Existem poucas dúvidas sobre o fato de que investimentos (em infraestrutura, formação e contratação de professores, acessibilidade, material e equipamentos etc.) são necessários para alterar o patamar qualitativo da educação rural no Brasil. No entanto, em qual magnitude e temporalidade não se foi discutido neste trabalho.

Uma avaliação qualitativa, foco deste estudo, suporta diferentes conclusões sobre a questão. Primeiramente, defende-se a educação básica pública. Em segundo lugar, defende-se a importância de o Estado reformular sua orientação histórica com relação à educação rural no Brasil, de uma prioridade de segundo nível para uma de mesmo nível da conferida para a educação urbana. Estima-se que 30 milhões de brasileiros vivam no meio rural, com desejos semelhantes aos conterrâneos habitantes do meio urbano.
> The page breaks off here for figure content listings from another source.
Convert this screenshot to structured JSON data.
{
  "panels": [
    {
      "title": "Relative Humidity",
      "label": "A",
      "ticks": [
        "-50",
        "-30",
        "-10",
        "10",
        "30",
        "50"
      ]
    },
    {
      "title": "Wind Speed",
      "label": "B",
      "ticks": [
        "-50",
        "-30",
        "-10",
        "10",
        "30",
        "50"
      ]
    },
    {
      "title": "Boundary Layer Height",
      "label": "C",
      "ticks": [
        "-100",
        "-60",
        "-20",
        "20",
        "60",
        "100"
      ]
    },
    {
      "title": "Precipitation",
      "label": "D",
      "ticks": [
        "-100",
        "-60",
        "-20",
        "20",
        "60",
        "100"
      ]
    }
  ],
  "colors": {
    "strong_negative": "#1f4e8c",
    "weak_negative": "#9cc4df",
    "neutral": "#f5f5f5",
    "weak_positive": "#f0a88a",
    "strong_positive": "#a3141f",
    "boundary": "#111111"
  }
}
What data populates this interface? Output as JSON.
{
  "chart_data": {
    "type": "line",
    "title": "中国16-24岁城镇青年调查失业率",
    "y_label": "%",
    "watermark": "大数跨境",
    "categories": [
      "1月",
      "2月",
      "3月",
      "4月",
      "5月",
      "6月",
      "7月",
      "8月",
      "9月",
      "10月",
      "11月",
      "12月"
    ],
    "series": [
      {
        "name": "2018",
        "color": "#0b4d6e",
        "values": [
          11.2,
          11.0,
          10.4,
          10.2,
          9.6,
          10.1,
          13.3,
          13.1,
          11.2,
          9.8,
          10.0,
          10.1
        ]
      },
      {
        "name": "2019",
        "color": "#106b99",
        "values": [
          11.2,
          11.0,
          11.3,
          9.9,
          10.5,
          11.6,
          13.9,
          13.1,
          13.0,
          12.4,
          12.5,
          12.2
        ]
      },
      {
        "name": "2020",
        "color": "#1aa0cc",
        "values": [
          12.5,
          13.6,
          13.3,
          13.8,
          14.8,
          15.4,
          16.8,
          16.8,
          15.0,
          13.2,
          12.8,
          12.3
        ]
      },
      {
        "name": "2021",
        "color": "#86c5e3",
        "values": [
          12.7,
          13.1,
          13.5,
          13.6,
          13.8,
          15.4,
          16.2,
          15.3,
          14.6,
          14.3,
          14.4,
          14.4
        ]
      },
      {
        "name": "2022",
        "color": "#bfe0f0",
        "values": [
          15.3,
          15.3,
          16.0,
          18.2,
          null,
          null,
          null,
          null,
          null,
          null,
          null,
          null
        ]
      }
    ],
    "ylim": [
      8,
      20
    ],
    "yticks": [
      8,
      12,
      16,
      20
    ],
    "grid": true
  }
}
Oferecer condições mínimas de desenvolvimento para essas pessoas, considerando a liberdade e o direito de obterem para si mesmas um padrão de vida melhor, começa pelo oferecimento de uma educação básica de qualidade desde os primeiros anos de infância, e pela sua continuidade ao longo da vida. O debate não deve ser sobre se a educação deve favorecer a permanência ou não no campo, mas, sim, sobre qual proposta de escola rural, no sentido amplo, e qual proposta pedagógica, no sentido específico, são mais apropriadas para permitir a formação de indivíduos tanto preparados para a vida e o trabalho no campo quanto capazes de contribuir alhures se assim o desejarem e encontrarem oportunidades.